今、このテーアの理論と農法が、ヨーロッパでは「有機農業のバイブル」として再評価され、キューバの有機農業もテーアに学んだという。『合理的農業の原理』(原著は4巻、1809〜1828年刊)そのテーアの理論と実践を集大成した大作で、初の日本語訳(全訳)の刊行が農文協で開始された。
200年前というと、当然であるが、ヨーロッパでも化学肥料のない時代である。テーアは、「土壌の腐植(フムスという)、すなわち有機物が植物の養分である」という「有機栄養説」を提唱する。そして、土壌中の腐植の量、すなわち地力によって収量が左右される。腐植を増やし地力を高めるには、堆厩肥の施用が基本であると、飼料作物(マメ科作物や根菜類)を輪作にとり入れ、家畜の舎飼いで堆厩肥を生産し、飛躍的に地力と収量を高めることができることを示した。これが「輪栽式農法」と呼ばれ、今日「持続可能な農法」として再評価されているのである。

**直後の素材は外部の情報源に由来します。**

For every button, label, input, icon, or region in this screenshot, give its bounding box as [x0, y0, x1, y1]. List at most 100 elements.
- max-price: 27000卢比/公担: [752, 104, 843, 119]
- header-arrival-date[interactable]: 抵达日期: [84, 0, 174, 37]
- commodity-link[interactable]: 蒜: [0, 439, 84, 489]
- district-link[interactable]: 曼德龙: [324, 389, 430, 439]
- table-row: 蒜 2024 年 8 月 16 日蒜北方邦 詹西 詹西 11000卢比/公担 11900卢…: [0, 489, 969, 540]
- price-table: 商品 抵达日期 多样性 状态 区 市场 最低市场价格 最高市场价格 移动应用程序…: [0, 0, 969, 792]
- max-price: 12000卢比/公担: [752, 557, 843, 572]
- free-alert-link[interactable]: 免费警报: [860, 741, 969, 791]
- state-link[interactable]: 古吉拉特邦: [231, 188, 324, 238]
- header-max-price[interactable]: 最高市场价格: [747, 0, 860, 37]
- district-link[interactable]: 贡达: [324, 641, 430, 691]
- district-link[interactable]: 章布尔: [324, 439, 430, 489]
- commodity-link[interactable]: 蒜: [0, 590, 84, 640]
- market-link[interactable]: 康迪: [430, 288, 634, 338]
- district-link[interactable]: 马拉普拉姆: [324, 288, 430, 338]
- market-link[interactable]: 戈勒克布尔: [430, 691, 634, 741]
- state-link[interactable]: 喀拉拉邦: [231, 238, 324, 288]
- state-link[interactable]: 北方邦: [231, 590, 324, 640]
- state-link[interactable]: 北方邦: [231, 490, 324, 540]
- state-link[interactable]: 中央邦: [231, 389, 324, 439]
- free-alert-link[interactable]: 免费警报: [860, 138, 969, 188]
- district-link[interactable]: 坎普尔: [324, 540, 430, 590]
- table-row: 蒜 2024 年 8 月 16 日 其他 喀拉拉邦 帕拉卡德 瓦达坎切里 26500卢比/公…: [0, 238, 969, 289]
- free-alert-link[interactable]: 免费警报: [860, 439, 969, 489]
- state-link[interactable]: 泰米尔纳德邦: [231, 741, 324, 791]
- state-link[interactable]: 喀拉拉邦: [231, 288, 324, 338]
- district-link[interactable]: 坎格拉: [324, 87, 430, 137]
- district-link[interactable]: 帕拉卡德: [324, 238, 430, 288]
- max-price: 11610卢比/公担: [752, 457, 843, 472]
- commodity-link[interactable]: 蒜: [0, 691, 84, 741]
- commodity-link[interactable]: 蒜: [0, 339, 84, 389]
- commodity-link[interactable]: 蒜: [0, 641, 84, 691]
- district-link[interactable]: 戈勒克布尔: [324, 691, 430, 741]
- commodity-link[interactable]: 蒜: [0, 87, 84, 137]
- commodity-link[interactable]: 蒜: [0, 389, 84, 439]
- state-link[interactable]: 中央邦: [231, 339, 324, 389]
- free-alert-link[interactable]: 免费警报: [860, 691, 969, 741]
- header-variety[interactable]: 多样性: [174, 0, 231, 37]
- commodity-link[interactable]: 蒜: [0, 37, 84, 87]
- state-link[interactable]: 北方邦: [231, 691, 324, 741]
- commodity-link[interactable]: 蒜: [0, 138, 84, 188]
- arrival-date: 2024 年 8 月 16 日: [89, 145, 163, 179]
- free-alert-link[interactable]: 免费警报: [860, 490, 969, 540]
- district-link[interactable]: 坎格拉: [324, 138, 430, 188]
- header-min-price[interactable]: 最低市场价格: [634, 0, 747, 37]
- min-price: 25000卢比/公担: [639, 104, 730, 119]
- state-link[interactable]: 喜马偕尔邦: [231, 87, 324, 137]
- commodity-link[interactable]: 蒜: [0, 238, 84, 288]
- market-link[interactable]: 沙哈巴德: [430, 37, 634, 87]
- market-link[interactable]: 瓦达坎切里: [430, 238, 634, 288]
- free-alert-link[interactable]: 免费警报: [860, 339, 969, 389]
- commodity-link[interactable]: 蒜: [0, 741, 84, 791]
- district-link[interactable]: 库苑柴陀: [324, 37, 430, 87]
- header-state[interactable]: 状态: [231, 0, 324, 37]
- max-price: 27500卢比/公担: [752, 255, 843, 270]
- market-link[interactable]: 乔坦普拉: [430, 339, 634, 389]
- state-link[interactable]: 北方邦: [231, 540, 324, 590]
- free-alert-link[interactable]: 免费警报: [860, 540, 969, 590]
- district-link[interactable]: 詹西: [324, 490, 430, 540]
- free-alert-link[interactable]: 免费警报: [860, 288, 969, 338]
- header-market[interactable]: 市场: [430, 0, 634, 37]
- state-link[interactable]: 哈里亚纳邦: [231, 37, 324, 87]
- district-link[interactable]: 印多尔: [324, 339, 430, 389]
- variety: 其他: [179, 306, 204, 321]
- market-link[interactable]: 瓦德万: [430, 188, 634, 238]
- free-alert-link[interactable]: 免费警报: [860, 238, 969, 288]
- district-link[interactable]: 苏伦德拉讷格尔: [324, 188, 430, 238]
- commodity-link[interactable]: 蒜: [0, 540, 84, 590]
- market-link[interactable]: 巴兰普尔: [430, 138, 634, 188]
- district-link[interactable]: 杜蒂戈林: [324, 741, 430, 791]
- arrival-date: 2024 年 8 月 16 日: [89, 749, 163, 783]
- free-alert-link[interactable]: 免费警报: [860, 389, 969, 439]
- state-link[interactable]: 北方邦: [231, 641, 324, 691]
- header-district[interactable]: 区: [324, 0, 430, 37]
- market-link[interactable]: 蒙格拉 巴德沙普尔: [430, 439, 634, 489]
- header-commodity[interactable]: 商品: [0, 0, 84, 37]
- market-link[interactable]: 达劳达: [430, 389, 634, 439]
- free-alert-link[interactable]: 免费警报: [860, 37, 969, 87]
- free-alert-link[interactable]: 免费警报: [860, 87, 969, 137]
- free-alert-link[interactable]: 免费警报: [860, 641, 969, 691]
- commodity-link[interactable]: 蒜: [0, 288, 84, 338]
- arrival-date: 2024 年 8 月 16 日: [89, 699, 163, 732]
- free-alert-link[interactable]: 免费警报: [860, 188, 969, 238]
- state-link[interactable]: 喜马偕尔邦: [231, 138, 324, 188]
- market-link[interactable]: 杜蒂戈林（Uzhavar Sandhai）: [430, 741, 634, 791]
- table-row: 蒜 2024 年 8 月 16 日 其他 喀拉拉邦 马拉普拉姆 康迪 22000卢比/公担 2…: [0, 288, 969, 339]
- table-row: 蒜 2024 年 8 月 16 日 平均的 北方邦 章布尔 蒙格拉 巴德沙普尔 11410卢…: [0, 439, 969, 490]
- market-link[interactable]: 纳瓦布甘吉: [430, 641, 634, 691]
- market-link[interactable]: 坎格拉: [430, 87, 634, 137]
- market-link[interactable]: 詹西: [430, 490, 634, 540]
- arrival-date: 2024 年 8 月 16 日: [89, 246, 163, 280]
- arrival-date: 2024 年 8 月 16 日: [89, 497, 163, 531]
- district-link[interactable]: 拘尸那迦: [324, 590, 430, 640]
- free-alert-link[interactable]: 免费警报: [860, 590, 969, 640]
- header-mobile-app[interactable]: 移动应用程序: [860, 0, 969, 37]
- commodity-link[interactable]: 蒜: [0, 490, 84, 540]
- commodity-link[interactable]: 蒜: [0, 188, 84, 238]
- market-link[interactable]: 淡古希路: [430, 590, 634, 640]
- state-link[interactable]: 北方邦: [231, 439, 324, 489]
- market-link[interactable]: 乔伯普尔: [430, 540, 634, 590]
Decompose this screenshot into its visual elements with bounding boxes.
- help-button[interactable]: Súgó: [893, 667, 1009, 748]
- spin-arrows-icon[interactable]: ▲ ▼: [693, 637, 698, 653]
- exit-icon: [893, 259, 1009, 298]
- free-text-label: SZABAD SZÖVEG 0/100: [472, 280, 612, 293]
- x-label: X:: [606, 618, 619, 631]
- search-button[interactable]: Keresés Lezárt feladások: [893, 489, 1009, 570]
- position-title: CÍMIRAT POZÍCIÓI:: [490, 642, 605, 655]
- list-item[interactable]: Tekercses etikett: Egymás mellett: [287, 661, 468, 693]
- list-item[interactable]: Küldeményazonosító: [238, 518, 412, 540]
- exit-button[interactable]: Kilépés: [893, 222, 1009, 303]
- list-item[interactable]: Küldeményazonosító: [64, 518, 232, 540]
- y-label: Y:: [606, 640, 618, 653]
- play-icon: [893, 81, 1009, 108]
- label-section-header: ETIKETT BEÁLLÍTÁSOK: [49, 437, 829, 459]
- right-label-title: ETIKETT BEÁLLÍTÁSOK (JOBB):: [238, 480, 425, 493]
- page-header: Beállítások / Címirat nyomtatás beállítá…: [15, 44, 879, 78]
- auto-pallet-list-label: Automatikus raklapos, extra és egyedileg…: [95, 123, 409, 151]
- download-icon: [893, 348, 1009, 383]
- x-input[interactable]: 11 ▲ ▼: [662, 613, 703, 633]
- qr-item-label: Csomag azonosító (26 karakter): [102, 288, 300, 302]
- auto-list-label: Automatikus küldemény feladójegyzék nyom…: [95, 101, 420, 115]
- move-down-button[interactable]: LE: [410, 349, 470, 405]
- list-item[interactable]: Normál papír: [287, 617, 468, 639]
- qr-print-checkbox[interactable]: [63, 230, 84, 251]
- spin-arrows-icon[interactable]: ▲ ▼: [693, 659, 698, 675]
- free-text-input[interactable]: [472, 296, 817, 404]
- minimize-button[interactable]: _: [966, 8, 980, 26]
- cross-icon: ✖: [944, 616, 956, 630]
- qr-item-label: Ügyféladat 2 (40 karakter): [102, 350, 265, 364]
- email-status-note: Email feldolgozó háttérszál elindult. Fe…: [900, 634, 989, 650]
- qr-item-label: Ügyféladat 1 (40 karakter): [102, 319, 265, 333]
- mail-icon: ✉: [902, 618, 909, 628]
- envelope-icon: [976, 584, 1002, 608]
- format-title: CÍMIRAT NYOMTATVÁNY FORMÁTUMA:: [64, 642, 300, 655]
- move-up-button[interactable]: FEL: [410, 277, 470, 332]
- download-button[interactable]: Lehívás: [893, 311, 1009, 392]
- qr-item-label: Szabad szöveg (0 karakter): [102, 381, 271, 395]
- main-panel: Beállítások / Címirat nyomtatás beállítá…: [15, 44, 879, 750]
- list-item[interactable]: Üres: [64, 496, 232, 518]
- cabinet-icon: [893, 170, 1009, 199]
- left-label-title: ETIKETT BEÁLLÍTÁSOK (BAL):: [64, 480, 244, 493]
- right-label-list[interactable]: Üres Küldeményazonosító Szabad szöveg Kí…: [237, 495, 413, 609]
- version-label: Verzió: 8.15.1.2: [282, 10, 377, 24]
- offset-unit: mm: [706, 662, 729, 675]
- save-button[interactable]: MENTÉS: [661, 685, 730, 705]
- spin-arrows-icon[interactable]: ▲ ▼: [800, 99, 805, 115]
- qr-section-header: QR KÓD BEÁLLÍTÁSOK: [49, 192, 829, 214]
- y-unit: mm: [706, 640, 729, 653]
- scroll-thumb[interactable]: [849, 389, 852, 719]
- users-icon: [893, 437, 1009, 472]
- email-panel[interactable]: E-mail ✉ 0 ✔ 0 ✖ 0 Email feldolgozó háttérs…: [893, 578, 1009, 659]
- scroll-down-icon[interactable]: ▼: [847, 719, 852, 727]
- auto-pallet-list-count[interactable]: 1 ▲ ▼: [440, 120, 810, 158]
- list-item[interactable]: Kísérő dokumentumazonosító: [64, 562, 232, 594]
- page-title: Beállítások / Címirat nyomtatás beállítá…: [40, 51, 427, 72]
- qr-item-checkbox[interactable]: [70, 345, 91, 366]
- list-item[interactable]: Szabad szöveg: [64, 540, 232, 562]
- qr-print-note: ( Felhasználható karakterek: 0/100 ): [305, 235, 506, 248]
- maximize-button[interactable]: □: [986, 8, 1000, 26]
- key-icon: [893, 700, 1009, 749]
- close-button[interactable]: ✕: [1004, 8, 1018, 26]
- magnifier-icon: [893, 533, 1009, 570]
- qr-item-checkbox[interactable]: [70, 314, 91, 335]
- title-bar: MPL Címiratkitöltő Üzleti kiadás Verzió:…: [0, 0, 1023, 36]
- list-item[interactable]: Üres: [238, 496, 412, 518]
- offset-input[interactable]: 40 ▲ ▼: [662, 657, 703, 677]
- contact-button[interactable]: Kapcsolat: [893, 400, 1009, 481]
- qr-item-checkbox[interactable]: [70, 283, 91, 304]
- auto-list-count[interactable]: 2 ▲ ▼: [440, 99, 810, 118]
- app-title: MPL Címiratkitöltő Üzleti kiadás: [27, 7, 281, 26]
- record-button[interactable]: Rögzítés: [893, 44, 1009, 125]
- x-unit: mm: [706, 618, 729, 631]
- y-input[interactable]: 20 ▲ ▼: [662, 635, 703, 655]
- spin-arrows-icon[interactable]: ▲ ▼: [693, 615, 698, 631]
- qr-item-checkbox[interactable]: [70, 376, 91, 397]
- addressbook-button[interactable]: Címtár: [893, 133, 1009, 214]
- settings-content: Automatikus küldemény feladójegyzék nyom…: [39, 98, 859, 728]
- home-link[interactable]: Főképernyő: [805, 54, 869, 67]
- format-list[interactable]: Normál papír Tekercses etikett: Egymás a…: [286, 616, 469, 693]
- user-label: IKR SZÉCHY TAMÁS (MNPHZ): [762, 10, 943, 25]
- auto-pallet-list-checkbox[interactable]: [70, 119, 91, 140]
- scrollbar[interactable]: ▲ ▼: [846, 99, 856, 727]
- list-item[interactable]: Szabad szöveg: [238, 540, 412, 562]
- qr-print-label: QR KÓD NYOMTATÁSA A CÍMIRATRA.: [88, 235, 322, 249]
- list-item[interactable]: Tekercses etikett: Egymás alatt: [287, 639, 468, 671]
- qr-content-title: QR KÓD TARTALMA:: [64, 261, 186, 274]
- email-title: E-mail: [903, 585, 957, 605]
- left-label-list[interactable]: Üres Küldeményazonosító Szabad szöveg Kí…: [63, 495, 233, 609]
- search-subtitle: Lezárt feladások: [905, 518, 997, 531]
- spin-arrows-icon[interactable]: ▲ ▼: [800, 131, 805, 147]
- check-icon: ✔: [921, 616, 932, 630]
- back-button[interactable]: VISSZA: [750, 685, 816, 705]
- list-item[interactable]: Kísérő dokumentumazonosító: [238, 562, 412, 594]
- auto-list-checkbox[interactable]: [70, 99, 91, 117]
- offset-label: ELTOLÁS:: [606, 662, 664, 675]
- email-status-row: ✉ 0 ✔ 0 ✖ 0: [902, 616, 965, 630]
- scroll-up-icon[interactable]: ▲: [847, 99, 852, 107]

こうした有機物の施用や輪作とともに、テーアが重視したのは、耕うんと土地改良である。たとえば耕うんは、起こすだけでなく、砕土して団粒化しなければ細根が土塊の表面しか張らない。さらに、土を反転して野ざらしにすることで、「フムス(腐植)は初めてその肥沃土を受け取る」、また秋の深耕で春の乾燥に対して信じられないほど強くなる、という。
それ以外にも『合理的農業の原理』には、農業観や農家の心構え、農村生活、農業教育、農場経営をはじめ、主な作物の栽培と家畜の飼育まで、農業のあらゆる分野について重要な提言をしている。それも、理論だけでなく、農場での自分自身の経験もふまえて、実際の作業のやり方まで具体的にリアルに書かれている。当時、ベストセラーになり、ヨーロッパ各国語に翻訳されたというが、まさに農家の経営と生産の実践的手引き書だったのである。
化学肥料も農薬もなかった時代に書かれた「西洋の農書」ともいうべきテーアの『合理的農業の原理』、それは明日の農業に向けて多くの示唆を与えてくれる。